The classification work that produces the sovereignty architecture starts from the data, not from the infrastructure. What data does this system process, and what sovereignty requirements apply to that data? The answer to that question determines the infrastructure requirement. The infrastructure decision follows the data classification, not the other way around.
The practical consequence for most European enterprises is a tiered architecture: the most sovereignty-sensitive systems on European cloud or on-premises infrastructure with genuine operational control, the less sovereignty-sensitive systems on hyperscaler infrastructure with appropriate contractual protections, and the non-sensitive systems wherever the economics are best.
This is not a novel architecture principle. The challenge is executing the classification with sufficient rigour and updating the infrastructure assignments to match the classification outcomes. Most European enterprises have done the classification imprecisely and have not updated their infrastructure assignments to reflect the sovereignty requirements their own classification would reveal.
The Vendor Landscape That European Enterprises Should Be Evaluating
The European cloud vendor landscape in 2026 is materially different from the landscape that most enterprise cloud strategies were written against. The honest assessment of European alternatives has three findings.
European cloud providers are credible for the majority of enterprise workloads at the compute and storage level. The capability gap that existed in 2020, where European providers could not provide the managed service breadth or the global reach that hyperscalers provided, has narrowed significantly for European workloads that do not require hyperscaler-specific global distribution.
The managed services gap remains the most significant gap. The deep ecosystem of AI services, analytics services, and developer tools that hyperscalers have built around their infrastructure has no European equivalent at equivalent breadth. European enterprises that are heavily dependent on hyperscaler-specific managed services face a larger migration challenge than those using IaaS or standard PaaS services.

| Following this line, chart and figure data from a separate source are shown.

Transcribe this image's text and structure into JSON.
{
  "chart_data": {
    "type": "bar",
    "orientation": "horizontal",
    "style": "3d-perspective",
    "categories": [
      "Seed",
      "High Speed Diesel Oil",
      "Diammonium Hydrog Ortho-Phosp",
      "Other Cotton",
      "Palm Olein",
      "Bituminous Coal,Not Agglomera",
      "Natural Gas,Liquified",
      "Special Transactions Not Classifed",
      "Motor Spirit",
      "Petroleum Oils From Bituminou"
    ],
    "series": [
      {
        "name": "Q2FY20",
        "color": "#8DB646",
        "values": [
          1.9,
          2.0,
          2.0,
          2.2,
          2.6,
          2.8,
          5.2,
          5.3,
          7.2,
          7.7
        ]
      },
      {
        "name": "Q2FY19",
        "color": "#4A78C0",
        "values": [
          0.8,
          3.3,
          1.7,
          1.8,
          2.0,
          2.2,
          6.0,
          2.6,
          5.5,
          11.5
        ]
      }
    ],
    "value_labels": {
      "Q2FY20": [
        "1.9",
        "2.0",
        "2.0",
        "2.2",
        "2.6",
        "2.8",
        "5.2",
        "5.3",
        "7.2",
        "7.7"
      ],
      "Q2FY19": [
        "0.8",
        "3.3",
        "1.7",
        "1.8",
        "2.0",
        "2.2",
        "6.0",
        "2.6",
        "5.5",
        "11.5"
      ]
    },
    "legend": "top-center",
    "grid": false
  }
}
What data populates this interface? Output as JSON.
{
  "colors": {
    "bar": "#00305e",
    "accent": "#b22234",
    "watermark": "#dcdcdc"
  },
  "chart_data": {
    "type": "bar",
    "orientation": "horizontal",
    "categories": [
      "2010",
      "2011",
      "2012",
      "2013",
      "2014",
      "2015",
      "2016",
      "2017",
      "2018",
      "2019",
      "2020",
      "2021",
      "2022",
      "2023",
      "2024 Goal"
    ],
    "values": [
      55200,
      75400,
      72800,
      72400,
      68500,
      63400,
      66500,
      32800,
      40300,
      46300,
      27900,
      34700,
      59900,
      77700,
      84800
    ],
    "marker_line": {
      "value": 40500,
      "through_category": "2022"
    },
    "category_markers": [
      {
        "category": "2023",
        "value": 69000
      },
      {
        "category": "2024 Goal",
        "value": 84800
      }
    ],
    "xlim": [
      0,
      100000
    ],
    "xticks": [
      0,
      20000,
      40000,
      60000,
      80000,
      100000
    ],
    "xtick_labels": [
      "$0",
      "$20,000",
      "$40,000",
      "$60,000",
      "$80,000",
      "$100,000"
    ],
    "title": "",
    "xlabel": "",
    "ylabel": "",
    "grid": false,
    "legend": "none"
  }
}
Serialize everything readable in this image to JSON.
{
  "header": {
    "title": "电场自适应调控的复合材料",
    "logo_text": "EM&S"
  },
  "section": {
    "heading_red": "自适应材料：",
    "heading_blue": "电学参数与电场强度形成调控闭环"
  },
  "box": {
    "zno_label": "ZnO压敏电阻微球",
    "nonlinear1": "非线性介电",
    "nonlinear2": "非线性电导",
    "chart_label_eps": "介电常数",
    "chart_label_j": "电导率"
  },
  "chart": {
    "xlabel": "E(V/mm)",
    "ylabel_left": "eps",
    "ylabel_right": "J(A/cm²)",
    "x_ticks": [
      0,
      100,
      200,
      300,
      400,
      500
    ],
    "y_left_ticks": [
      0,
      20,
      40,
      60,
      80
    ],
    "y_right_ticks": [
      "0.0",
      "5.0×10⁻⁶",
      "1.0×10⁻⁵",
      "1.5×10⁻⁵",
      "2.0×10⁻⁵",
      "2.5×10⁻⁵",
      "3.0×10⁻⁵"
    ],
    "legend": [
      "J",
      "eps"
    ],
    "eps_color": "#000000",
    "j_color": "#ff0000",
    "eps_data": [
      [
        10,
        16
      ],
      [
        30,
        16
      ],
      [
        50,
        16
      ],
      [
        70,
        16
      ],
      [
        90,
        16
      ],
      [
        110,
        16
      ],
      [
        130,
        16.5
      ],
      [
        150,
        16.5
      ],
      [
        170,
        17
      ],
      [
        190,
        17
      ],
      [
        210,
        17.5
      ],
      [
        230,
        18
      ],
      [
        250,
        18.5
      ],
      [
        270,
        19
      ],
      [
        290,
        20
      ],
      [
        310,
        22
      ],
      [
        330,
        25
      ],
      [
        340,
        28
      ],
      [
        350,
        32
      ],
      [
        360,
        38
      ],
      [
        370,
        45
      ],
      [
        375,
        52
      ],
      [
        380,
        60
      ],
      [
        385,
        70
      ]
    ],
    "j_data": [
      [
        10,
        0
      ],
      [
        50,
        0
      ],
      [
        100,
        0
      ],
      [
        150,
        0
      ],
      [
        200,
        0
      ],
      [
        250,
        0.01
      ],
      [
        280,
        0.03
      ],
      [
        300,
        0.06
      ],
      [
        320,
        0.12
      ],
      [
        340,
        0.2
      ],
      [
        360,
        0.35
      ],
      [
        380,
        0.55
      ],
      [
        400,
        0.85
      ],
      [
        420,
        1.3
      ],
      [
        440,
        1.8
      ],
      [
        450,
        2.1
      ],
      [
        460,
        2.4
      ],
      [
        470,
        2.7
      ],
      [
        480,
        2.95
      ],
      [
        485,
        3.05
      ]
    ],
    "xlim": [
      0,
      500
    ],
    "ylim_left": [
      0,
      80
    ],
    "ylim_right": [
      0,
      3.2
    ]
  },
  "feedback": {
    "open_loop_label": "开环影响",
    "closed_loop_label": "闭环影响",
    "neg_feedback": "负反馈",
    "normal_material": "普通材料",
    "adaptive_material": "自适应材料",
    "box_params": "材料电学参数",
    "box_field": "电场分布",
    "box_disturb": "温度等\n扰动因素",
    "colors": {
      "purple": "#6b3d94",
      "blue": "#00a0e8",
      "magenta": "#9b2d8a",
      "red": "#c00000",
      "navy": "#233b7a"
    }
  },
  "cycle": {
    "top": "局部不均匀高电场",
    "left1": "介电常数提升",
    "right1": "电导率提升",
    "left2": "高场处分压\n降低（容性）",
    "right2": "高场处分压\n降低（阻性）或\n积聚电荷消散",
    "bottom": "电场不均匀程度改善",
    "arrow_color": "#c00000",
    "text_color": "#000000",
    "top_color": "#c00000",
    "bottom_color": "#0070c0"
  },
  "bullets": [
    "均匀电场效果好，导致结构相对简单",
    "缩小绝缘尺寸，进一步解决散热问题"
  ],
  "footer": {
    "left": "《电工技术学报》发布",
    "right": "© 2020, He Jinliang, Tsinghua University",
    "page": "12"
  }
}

The hybrid model that keeps sovereignty-sensitive workloads on European infrastructure while using hyperscaler managed services for the less sovereignty-sensitive AI and analytics workloads is the architecture that is emerging as the practical response. This model requires careful data flow design to ensure that the sovereignty-sensitive data does not flow into hyperscaler managed services.
The Board Conversation This Requires
The data sovereignty conversation that belongs at board level is not a technical briefing about cloud architecture. It is a strategic risk assessment: what is the organisation’s current dependency on non-European technology supply chains, what is the regulatory and geopolitical risk of that dependency, and is the board comfortable with those risks?
The board that has not had this conversation has not made a strategic decision to accept the current risk profile. It has simply not assessed it. In 2026, the regulatory environment and the board governance standards for technology risk are making that passivity harder to defend.
The CTO or CIO who brings this conversation to the board with a clear risk assessment, a recommended architecture direction, and a realistic migration pathway is providing the strategic advisory input that the board relationship requires. The one who waits for a regulatory inquiry or a geopolitical event to force the conversation will be having it in a much more difficult context.
The sovereignty architecture that is built before the external event requires it is better architecture than the one built in response to it. That has always been the case. It is more urgently true now than it has ever been.